Rise in ransomware accelerates cyber insurance adoption

Security operations company Arctic Wolf has released its annual State of Cybersecurity 2024 report, revealing significant global trends and regional differences in cybersecurity measures and risks. The report is based on a comprehensive survey conducted by Sapio Research, comprising over 1,000 senior IT and cybersecurity decision-makers from more than fifteen countries.

The global findings indicate that the escalation in ransomware incidents has rapidly accelerated the adoption of cyber insurance as businesses seek to better manage potential risks. Locally, in Australia and New Zealand (A/NZ), data breaches have driven cybersecurity objectives, with a higher rate of respondents reporting breaches in the past year. Data integrity preservation emerged as the top priority for A/NZ organisations, in contrast to global priorities where it ranks third.

Regarding cyber insurance trends in the A/NZ region, the survey highlights that the costs or potential loss of policy status are the primary factors influencing cybersecurity strategies. However, rising premiums are less of a deterrent compared to global trends, suggesting a more proactive approach towards maintaining active policies.

The report identified Business Email Compromise (BEC) attacks as the top method of attack, with nearly 70% of organisations targeted and 29% experiencing successful breaches. The rise in ransomware attacks was also notable, with 45% of respondents indicating their organisations had been targeted in the last 12 months, with 86% of these attacks resulting in successful data exfiltration.

In terms of transparency, the report found that regulatory pressures are driving organisations towards greater openness following breaches. Two-thirds of breached organisations publicly disclosed the incidents, while 30% communicated the breaches only to the affected parties.

The demand for cyber insurance continues to grow, with a vast majority of organisations either holding an active policy or planning to obtain one this year. Only a small fraction, 5%, have opted not to secure cyber insurance coverage, highlighting its role as an essential component of risk management strategies.

Additionally, the growing use of generative AI and large language models (LLM) has prompted 94% of organisations to either implement or plan to establish adoption and usage policies within the year. This underlines a keen awareness of the potential risks and regulatory challenges associated with such advanced technologies.

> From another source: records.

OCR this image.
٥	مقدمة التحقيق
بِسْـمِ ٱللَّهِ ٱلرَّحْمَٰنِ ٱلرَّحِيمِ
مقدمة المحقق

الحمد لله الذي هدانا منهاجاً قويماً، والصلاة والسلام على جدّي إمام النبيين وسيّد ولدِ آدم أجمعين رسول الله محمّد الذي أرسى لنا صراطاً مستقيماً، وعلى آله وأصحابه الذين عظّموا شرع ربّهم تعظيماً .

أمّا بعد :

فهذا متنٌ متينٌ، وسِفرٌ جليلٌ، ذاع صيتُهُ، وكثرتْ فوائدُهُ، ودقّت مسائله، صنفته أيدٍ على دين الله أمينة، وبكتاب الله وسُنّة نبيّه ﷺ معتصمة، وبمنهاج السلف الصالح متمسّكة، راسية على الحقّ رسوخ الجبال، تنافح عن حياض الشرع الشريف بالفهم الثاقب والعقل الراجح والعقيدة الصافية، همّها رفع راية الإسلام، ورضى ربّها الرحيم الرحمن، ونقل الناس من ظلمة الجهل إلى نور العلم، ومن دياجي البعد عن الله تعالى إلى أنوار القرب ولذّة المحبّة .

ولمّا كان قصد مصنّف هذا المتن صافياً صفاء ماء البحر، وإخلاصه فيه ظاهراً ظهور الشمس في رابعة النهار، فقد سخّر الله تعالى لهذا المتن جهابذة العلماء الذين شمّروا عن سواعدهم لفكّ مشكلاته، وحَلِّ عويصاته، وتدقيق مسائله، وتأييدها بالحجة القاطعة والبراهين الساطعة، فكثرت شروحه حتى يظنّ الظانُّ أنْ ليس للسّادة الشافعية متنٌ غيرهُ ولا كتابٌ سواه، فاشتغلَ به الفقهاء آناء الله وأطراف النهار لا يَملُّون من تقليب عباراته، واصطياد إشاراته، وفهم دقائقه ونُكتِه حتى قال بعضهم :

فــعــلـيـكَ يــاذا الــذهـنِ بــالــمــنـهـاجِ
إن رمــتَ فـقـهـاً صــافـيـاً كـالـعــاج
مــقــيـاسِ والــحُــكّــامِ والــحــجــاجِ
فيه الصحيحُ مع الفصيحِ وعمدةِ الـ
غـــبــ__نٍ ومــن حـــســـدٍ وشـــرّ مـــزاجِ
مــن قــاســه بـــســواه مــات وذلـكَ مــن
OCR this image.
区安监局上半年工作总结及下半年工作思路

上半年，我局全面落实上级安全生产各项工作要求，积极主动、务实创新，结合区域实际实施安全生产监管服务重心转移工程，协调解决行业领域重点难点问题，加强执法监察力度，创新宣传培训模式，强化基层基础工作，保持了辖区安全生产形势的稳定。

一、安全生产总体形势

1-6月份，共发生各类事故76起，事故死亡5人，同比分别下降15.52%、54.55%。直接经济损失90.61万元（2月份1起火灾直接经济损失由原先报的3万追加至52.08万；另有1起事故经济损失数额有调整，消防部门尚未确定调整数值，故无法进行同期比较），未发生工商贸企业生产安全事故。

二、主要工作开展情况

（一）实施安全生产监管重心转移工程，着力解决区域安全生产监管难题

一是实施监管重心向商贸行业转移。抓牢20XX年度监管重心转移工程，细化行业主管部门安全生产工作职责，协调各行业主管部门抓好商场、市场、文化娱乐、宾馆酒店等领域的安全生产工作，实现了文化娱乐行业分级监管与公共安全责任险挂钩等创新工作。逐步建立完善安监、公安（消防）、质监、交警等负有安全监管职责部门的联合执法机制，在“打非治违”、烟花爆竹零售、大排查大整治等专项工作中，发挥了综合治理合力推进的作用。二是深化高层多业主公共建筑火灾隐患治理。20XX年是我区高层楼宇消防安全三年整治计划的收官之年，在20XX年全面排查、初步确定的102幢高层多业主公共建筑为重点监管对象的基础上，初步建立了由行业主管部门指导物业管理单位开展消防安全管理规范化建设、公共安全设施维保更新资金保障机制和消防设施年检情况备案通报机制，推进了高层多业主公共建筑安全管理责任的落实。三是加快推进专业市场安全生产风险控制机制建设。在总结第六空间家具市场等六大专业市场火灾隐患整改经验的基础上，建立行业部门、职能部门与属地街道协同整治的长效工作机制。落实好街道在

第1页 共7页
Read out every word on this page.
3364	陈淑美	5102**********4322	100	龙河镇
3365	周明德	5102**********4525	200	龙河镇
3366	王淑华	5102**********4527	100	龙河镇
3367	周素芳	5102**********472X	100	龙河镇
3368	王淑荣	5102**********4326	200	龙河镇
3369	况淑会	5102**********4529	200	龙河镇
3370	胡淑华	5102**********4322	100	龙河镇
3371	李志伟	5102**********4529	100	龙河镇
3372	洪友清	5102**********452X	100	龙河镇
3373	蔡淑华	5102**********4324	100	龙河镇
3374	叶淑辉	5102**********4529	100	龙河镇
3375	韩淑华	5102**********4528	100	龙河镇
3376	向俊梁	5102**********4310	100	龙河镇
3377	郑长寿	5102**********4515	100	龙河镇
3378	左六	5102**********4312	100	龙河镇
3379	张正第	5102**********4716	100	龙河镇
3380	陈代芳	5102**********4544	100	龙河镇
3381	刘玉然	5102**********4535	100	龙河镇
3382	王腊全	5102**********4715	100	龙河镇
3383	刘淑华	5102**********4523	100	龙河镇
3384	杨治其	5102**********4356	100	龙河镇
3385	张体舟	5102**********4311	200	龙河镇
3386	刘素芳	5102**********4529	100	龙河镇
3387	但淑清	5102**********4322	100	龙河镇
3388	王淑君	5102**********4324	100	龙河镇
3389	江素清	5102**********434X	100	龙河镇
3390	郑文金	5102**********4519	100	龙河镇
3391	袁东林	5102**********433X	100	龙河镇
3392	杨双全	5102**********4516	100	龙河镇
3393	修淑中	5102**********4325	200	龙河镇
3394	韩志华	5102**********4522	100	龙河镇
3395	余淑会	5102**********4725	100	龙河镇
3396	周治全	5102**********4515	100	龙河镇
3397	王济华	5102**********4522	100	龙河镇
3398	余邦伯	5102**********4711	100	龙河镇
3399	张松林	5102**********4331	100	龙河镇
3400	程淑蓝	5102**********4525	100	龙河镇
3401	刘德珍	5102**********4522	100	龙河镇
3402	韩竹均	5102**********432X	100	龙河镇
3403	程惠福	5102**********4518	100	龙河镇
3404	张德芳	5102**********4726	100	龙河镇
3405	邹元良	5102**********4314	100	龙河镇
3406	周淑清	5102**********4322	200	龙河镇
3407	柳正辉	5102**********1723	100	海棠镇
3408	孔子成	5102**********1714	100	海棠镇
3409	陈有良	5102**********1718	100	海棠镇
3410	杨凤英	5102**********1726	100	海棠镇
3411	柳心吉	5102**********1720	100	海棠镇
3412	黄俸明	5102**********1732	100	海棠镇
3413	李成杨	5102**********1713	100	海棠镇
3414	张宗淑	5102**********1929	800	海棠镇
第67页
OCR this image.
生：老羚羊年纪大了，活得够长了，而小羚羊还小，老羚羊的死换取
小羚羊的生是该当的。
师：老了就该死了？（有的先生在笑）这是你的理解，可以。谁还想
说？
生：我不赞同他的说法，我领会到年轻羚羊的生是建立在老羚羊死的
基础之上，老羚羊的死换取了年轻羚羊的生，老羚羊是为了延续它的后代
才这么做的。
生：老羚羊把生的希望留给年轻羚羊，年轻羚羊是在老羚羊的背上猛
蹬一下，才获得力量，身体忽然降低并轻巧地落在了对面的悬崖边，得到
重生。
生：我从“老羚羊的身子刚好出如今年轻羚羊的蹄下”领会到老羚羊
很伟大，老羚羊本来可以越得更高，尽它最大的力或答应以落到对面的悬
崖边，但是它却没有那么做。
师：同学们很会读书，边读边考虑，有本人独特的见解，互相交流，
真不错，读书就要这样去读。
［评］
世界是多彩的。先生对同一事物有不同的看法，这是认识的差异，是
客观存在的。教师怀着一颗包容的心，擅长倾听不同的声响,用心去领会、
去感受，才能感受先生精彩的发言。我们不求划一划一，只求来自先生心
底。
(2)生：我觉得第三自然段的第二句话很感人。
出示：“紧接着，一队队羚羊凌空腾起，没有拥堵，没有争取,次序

Ian McShane, Vice President of Managed Detection and Response (MDR) at Arctic Wolf, commented on the findings, "This year's insights highlight the increasing sophistication of threat actors and the realities of cyber incidents for organisations around the world. Attackers are focusing on the human element, as evidenced by the overwhelming targeting via Business Email Compromise. No matter the method of intrusion, the stakes are even higher for business leaders as most successful ransomware attacks involve data exfiltration."

He added, "While we are encouraged by the increased adoption of cyber insurance and incident response readiness programs, it is clear that there is still work to be done to overcome perennial challenges for cybersecurity leaders, including increased financial and productivity losses due to ransomware."

The State of Cybersecurity: 2024 Trends Report provides essential insights for security executives and practitioners to help their organisations deliver positive security outcomes amid evolving threats. It is seen as a crucial resource for understanding and navigating the complexities of the modern cybersecurity landscape.